The next challenge was figuring out how much of that Mercer got. Bloomberg previously reported that Medallion had kicked out external investors by 2005, and I learned from a person familiar with the fund’s operations that it started making distributions to executives and employees in 2006. That helped, but I still didn’t know what share of those profits went back to Renaissance to pay for expenses not covered by fee income, what percentage of distributions went to each partner or how much was paid in taxes.

Since I knew I wasn’t ever going to see Mercer’s tax returns, I decided to be as conservative as possible and assumed he paid the highest short-term capital-gains taxes of about 40 percent on Medallion’s trading profits, even though the 2014 Senate report said Renaissance may have avoided paying $6 billion in taxes from 2000 through 2013.

To figure out Mercer’s share, I went back to the ADV forms, which provided ownership ranges through 2008. The form for that year showed Simons owned 25 percent to 49.9 percent of Renaissance; Laufer had between 10 percent and 24.9 percent; Mercer and Brown each had 5 percent to 9.9 percent; and Mark Silber, chief financial officer, owned between 5 percent and 9.9 percent. The Bloomberg Billionaires Index typically uses the midpoint of disclosed ranges when valuing hedge fund managers, but in Mercer’s case, to be cautious, I used the low end.

While I couldn’t be sure that ownership stakes had remained the same, the 2014 Senate report revealed 70 percent of Renaissance was owned by the five members of its executive committee and their family trusts. The names of the five were in a footnote: Simons, Laufer, Mercer, Brown and Silber. That meant they still owned roughly what they did in 2008.

Medallion Allocations

Next, I had to figure out how much Mercer had invested in Medallion. The Labor Department document explained that fund allocations -- the amounts employees are allowed to put in -- are based on their position, compensation and ownership interest in the firm. Again, to be conservative, and because I didn’t know if the percentage changed over time, I used the low end of Mercer’s Renaissance stake as a proxy for his share of Medallion distributions.

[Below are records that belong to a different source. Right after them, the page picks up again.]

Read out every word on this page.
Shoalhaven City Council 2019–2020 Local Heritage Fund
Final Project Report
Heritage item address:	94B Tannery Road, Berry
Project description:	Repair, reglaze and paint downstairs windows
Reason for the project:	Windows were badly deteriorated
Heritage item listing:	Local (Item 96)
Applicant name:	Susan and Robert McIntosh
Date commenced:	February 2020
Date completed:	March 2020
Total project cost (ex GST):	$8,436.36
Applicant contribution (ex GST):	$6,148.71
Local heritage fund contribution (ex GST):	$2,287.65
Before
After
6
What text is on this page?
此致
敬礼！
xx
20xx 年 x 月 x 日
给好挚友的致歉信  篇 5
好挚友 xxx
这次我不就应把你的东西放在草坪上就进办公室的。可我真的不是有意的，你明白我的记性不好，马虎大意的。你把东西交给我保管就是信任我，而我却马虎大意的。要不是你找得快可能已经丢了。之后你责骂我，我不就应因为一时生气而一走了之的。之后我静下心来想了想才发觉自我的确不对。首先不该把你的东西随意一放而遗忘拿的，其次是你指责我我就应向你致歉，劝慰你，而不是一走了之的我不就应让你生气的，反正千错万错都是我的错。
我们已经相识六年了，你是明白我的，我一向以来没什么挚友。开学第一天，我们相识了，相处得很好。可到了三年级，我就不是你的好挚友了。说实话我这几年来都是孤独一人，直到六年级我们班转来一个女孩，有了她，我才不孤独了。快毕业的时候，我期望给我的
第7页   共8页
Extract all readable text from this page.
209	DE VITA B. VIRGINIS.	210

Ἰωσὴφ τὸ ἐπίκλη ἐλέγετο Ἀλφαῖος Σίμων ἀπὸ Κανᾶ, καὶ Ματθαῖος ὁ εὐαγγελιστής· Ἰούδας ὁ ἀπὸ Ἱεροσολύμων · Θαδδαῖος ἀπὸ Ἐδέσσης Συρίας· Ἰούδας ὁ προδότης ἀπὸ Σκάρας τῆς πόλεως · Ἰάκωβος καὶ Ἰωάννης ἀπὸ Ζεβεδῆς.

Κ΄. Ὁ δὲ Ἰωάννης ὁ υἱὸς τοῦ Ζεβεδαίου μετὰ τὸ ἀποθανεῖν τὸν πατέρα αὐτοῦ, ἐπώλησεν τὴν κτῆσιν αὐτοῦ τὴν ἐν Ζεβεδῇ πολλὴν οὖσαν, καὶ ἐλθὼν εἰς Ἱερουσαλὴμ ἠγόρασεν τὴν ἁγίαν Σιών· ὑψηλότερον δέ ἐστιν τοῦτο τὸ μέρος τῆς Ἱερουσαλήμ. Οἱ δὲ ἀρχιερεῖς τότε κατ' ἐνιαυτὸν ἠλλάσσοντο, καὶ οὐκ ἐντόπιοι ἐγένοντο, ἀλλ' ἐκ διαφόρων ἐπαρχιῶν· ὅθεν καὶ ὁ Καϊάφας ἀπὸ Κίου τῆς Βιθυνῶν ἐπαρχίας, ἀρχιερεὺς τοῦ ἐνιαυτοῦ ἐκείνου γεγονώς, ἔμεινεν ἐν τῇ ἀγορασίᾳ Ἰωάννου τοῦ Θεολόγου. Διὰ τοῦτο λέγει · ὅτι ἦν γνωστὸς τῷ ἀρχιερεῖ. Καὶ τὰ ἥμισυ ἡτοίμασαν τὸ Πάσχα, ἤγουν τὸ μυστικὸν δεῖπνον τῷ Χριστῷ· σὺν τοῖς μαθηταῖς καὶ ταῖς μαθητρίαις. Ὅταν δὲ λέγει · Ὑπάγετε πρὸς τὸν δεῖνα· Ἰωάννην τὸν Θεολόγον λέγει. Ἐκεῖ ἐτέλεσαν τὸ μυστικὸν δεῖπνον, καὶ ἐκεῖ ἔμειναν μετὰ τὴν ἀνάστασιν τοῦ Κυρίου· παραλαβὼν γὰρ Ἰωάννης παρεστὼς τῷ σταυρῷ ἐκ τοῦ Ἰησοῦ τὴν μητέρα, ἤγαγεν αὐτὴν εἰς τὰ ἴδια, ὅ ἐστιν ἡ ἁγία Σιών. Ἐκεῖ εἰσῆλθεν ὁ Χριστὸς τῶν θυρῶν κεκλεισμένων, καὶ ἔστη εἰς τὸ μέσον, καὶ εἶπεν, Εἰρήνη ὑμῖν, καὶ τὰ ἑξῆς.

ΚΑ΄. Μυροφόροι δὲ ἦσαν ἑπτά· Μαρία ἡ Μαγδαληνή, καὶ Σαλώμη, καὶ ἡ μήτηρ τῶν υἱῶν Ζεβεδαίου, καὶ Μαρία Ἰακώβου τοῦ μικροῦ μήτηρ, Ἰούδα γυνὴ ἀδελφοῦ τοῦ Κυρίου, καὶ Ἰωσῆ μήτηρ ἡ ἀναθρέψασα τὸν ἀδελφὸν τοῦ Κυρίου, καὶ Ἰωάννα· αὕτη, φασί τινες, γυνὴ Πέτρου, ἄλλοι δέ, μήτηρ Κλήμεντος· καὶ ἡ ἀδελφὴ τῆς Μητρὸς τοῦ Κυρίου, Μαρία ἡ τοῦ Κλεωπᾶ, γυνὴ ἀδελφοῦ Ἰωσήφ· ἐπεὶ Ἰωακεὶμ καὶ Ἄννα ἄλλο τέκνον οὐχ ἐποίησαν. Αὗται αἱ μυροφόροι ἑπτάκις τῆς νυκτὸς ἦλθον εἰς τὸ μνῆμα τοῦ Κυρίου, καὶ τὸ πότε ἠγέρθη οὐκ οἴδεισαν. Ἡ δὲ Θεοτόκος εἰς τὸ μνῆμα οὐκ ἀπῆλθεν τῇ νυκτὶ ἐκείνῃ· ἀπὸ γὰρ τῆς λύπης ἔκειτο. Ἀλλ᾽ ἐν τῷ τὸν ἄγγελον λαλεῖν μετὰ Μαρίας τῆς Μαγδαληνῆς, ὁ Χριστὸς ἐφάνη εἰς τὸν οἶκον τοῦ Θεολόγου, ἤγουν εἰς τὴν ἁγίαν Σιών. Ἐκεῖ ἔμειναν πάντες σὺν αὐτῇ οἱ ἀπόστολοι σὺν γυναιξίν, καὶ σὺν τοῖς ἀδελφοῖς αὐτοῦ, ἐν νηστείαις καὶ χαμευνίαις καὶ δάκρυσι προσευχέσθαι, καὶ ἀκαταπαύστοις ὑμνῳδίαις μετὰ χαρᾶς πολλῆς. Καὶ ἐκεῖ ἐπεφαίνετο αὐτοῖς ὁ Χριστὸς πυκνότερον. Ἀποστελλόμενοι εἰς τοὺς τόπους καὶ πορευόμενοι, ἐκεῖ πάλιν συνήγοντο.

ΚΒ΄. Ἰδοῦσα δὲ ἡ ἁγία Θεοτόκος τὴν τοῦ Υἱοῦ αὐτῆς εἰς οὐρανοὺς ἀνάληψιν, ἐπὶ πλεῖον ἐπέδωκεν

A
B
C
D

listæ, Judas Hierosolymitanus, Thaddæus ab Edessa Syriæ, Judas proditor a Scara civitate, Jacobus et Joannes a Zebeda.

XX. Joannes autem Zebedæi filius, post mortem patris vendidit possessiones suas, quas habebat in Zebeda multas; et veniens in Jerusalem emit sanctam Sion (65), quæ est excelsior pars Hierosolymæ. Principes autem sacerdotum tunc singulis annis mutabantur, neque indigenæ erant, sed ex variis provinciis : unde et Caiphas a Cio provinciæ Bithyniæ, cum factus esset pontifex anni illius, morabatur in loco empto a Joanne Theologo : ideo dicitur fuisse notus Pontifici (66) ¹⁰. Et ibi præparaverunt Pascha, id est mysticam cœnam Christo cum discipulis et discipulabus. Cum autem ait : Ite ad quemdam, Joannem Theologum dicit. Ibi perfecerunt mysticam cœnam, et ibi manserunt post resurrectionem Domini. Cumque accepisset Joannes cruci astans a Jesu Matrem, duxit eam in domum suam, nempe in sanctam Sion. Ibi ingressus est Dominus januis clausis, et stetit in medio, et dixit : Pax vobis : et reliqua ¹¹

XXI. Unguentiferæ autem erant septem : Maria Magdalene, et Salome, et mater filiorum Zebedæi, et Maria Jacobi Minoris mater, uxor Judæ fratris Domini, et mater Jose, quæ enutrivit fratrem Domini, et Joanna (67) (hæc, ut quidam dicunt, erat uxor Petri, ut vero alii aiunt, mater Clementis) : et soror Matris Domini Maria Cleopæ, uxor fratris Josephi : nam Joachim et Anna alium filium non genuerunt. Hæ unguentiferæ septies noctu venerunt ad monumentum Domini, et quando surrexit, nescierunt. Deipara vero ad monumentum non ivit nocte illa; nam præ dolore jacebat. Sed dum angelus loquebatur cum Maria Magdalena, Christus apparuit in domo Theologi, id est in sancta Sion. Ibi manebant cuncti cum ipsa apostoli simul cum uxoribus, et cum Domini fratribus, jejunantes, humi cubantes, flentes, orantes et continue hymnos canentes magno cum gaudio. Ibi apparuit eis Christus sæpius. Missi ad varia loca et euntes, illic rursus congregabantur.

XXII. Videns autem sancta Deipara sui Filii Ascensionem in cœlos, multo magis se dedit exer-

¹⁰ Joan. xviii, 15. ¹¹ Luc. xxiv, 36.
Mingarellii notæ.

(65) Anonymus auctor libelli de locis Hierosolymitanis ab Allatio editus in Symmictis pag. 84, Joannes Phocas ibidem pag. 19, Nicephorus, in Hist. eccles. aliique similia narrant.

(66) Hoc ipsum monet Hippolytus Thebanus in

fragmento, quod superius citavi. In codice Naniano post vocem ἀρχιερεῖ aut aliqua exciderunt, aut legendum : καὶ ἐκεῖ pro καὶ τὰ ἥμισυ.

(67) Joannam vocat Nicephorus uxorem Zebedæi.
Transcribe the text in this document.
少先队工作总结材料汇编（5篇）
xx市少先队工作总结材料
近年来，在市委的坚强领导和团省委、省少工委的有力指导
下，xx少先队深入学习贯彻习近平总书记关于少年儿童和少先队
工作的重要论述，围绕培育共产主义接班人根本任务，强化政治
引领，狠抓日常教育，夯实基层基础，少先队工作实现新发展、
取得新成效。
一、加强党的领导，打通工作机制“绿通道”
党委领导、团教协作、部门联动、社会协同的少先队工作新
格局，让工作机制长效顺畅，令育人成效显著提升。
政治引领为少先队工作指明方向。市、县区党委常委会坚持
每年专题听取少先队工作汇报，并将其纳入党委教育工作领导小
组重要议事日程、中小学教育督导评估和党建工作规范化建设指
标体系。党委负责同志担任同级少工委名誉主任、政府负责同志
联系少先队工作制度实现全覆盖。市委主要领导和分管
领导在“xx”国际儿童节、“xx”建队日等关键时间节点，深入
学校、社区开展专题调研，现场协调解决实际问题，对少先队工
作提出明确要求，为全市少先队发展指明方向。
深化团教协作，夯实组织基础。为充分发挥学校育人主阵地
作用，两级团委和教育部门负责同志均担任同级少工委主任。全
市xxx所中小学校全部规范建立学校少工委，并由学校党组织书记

There was one more variable: the percentage of Medallion’s trading profits that went back to the firm to cover expenses for technology, research and collateral. I knew from reporting by my Bloomberg colleague Katherine Burton that Renaissance invested heavily in research, especially after the financial crisis. The person familiar with the firm’s operations said that after 2009 about 40 percent of distributions went back to Renaissance.

Based on these assumptions, Mercer would have received about $60 million from Medallion in 2015, a year with below-average returns. The amount for the past 10 years: $910 million. Assuming a 5 percent share of the fund’s $10 billion in assets in 2015, he had $500 million more in Medallion, making him a billionaire.

Mercer’s donations still had to be subtracted from any valuation. So I examined his family foundation’s tax filings, known as 990s, and searched the Federal Election Commission website to find his political contributions since 2000. In all, he has given more than $45 million to political candidates, most of them Republicans, and $33 million to his foundation, which has supported groups denying climate change and other conservative causes. Deducting $78 million from Mercer’s total still makes him a billionaire.